ファンに向けたクラウドファンディングも実施。出資額に応じて、端末内のクレジットタイトルに名前が入るなどの権利が得られるという。写真は18年7月12日のauオリジナル新端末に関する説明会より
ファンに向けたクラウドファンディングも実施。出資額に応じて、端末内のクレジットタイトルに名前が入るなどの権利が得られるという。写真は18年7月12日のauオリジナル新端末に関する説明会より

世界的に広がるケータイ懐古

 INFOBAR xv人気は、1つの大きな潮流が起きていることを示すものだと言うこともできる。携帯電話へのノスタルジーがビジネスになりつつあるのだ。

 日本初の携帯電話が誕生してから約30年、モバイルインターネットの礎となった「iモード」が登場してから約20年、そして日本で「iPhone」が発売されてから約10年……。これだけの時間を経たことにより、かつて最先端の携帯電話を使いこなしていた若者も“大人”になり、かつての携帯電話に郷愁を感じるようになってきたのだろう。昔を振り返るユーザーが増えたことが、INFOBAR xvの発売につながったと言っていい。

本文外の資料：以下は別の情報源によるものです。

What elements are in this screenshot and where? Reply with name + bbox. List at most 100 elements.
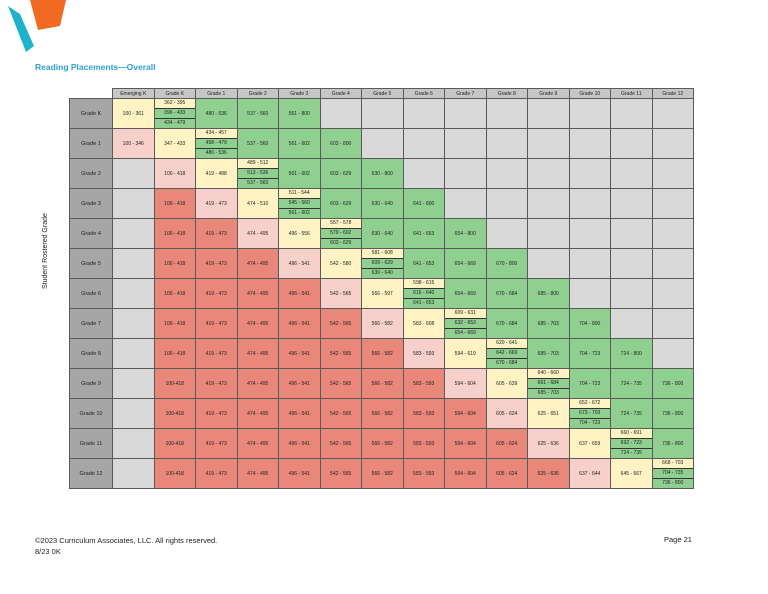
placement-range: 419 - 473 <box>205 260 227 267</box>
placement-cell <box>112 218 155 249</box>
placement-cell: 594 - 604 <box>444 428 487 459</box>
placement-cell: 603 - 800 <box>319 128 362 159</box>
table-row: Grade 4 100 - 418 419 - 473 474 - 495 496 - … <box>69 218 694 249</box>
placement-cell: 670 - 800 <box>485 248 528 279</box>
placement-range: 685 - 703 <box>537 350 559 357</box>
placement-range: 583 - 593 <box>413 440 435 447</box>
placement-subrange: 609 - 629 <box>362 258 403 268</box>
placement-range: 474 - 495 <box>247 440 269 447</box>
placement-range: 654 - 800 <box>454 230 476 237</box>
table-row: Grade 5 100 - 418 419 - 473 474 - 495 496 - … <box>69 248 694 279</box>
placement-cell: 496 - 541 <box>278 398 321 429</box>
table-row: Grade 9 100-418 419 - 473 474 - 495 496 - 54… <box>69 368 694 399</box>
copyright-text: ©2023 Curriculum Associates, LLC. All ri… <box>35 536 218 545</box>
placement-cell <box>402 128 445 159</box>
placement-cell: 603 - 629 <box>319 158 362 189</box>
placement-cell <box>651 98 694 129</box>
placement-range: 542 - 565 <box>330 350 352 357</box>
placement-cell: 557 - 578 579 - 602 603 - 629 <box>319 218 362 249</box>
page-number: Page 21 <box>664 535 692 544</box>
placement-cell: 566 - 582 <box>361 368 404 399</box>
placement-range: 419 - 473 <box>205 440 227 447</box>
placement-cell: 594 - 604 <box>444 368 487 399</box>
placement-cell: 654 - 669 <box>444 278 487 309</box>
table-row: Grade K 100 - 361 362 - 395 396 - 433 434 - … <box>69 98 694 129</box>
placement-subrange: 736 - 800 <box>652 478 693 488</box>
placement-cell: 542 - 565 <box>319 338 362 369</box>
placement-range: 561 - 800 <box>288 110 310 117</box>
row-header: Grade 7 <box>69 308 113 339</box>
placement-cell: 583 - 608 <box>402 308 445 339</box>
placement-cell: 100 - 418 <box>153 248 196 279</box>
placement-range: 561 - 602 <box>288 170 310 177</box>
column-header: Grade 12 <box>651 88 694 99</box>
column-header: Grade 1 <box>195 88 238 99</box>
placement-cell: 668 - 703 704 - 735 736 - 800 <box>651 458 694 489</box>
placement-cell: 605 - 624 <box>485 398 528 429</box>
placement-cell: 496 - 541 <box>278 428 321 459</box>
placement-cell <box>402 98 445 129</box>
placement-cell: 100 - 418 <box>153 278 196 309</box>
placement-range: 542 - 565 <box>330 410 352 417</box>
row-header: Grade 12 <box>69 458 113 489</box>
column-header: Grade 6 <box>402 88 445 99</box>
row-header: Grade 3 <box>69 188 113 219</box>
placement-range: 685 - 800 <box>537 290 559 297</box>
column-header: Grade 11 <box>610 88 653 99</box>
placement-cell <box>527 128 570 159</box>
placement-subrange: 692 - 723 <box>611 438 652 448</box>
placement-cell: 583 - 593 <box>402 398 445 429</box>
placement-cell <box>527 158 570 189</box>
placement-cell: 583 - 593 <box>402 458 445 489</box>
placement-cell: 100-418 <box>153 368 196 399</box>
placement-cell: 419 - 473 <box>195 218 238 249</box>
placement-range: 537 - 560 <box>247 140 269 147</box>
placement-cell: 598 - 615 616 - 640 641 - 653 <box>402 278 445 309</box>
placement-range: 480 - 536 <box>205 110 227 117</box>
placement-cell: 583 - 593 <box>402 338 445 369</box>
placement-cell <box>112 368 155 399</box>
placement-cell <box>361 98 404 129</box>
placement-range: 603 - 800 <box>330 140 352 147</box>
placement-range: 625 - 636 <box>537 440 559 447</box>
placement-range: 594 - 604 <box>454 410 476 417</box>
placement-cell <box>112 338 155 369</box>
placement-range: 605 - 624 <box>496 440 518 447</box>
column-header: Grade 3 <box>278 88 321 99</box>
placement-range: 496 - 556 <box>288 230 310 237</box>
placement-range: 542 - 580 <box>330 260 352 267</box>
placement-subrange: 661 - 684 <box>528 378 569 388</box>
column-header: Grade 9 <box>527 88 570 99</box>
placement-subrange: 660 - 691 <box>611 429 652 438</box>
placement-cell: 362 - 395 396 - 433 434 - 479 <box>153 98 196 129</box>
placement-cell: 645 - 667 <box>610 458 653 489</box>
placement-cell <box>651 188 694 219</box>
placement-range: 496 - 541 <box>288 260 310 267</box>
placement-cell <box>610 278 653 309</box>
placement-cell <box>112 458 155 489</box>
placement-cell: 474 - 495 <box>236 308 279 339</box>
student-rostered-grade-label: Student Rostered Grade <box>42 213 49 289</box>
placement-range: 100 - 418 <box>164 320 186 327</box>
placement-cell: 736 - 800 <box>651 368 694 399</box>
placement-range: 496 - 541 <box>288 380 310 387</box>
placement-range: 419 - 473 <box>205 410 227 417</box>
placement-cell <box>610 128 653 159</box>
placement-range: 630 - 640 <box>371 230 393 237</box>
placement-range: 594 - 604 <box>454 380 476 387</box>
placement-cell: 419 - 473 <box>195 278 238 309</box>
placement-range: 670 - 684 <box>496 290 518 297</box>
placement-range: 419 - 473 <box>205 380 227 387</box>
placement-cell: 474 - 510 <box>236 188 279 219</box>
table-corner <box>69 88 113 99</box>
placement-cell: 641 - 653 <box>402 248 445 279</box>
placement-cell: 542 - 565 <box>319 428 362 459</box>
placement-cell: 100 - 418 <box>153 308 196 339</box>
placement-cell <box>112 308 155 339</box>
placement-range: 474 - 495 <box>247 290 269 297</box>
placement-cell <box>610 218 653 249</box>
placement-cell <box>651 248 694 279</box>
placement-range: 704 - 800 <box>579 320 601 327</box>
placement-subrange: 434 - 479 <box>154 118 195 128</box>
placement-subrange: 670 - 684 <box>486 358 527 368</box>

手に持ったところ。技術進化によってボタン部分のフレームがなくなり、よりデザイン性が高められている。写真は18年7月12日のauオリジナル新端末に関する説明会より
手に持ったところ。技術進化によってボタン部分のフレームがなくなり、よりデザイン性が高められている。写真は18年7月12日のauオリジナル新端末に関する説明会より

 実は、同様の動きが海外でも起きている。かつて世界最大の携帯電話メーカーだったノキアのブランドライセンスを獲得したHMD Globalが、ノキアの携帯電話「Nokia 3310」「Nokia 8810」などの復刻モデルを発売したところ、大人気となったのだ。

 デバイス、インフラ、コンテンツなど、今後もさまざまな面で携帯電話の進化は続くだろう。だがその一方で、足を止めて過去を振り返る人々が出てきたのは、携帯電話業界にとって大きな変化だと筆者は感じている。今後もさまざまな形で、携帯電話の過去を振り返る取り組みが増えてくるかもしれない。